Women’s lipid levels become unfavorable after menopause, as there are increases in total cholesterol, LDL and triglycerides and a decrease in HDL, according to the presentation. All women including those after menopause require several approaches for CHD prevention including hypertension control, diabetes control and lipid control, in addition to smoking cessation, weight control and positive lifestyle changes, according to the presentation. The American College of Cardiology/American Heart Association Pooled Cohort Risk Equation can be used to assess risk in women, Lundberg said.
Although menopause hormone therapy is not meant to be used for the management of chronic disease, it can be used to manage menopausal symptoms, according to the presentation. Before initiation, women should undergo risk evaluation that is personalized for that particular patient, which will help determine which hormone therapy is best. It is important to note that menopausal hormone therapy is not recommended for CVD protection in women.
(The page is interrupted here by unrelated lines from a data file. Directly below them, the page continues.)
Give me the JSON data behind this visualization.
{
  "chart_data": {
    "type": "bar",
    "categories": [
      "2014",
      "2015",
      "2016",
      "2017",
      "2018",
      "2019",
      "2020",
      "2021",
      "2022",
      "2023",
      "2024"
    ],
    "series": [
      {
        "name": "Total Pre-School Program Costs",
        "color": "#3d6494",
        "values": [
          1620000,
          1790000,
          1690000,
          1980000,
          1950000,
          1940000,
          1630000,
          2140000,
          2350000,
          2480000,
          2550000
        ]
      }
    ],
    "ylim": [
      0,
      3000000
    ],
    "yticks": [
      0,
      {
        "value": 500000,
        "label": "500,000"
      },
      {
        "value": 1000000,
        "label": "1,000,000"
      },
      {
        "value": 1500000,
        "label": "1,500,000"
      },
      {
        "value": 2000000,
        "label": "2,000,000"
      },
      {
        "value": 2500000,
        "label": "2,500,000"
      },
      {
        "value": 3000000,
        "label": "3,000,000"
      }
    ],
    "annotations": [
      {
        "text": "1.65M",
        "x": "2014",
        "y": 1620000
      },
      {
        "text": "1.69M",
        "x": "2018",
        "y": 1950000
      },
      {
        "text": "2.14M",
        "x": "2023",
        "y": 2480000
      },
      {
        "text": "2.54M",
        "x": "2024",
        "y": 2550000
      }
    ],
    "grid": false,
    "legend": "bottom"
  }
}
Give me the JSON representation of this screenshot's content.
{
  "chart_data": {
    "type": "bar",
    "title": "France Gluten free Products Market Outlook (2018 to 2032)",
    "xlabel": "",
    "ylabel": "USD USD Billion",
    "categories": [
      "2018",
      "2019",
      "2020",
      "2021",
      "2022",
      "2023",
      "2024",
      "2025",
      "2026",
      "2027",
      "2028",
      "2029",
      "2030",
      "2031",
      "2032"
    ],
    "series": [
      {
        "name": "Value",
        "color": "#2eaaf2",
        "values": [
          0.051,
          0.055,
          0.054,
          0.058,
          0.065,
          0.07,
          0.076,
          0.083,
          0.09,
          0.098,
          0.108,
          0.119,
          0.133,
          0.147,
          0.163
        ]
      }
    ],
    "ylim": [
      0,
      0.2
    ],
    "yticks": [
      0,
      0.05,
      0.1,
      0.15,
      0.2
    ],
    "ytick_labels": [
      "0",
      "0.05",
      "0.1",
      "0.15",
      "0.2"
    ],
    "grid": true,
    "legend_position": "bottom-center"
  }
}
“The North American Menopause Society, the ACC and the AHA are still not recommending it for prevention of heart disease, but when it’s initiated in a younger woman, we might get a beneficial vasomotor response,” Lundberg said. “Basically, if your patient is low risk, near the time of menopause, normal weight, normal blood pressure and an active, healthy female with a low ASCVD risk score, she would qualify for hormone therapy for vasomotor symptoms.”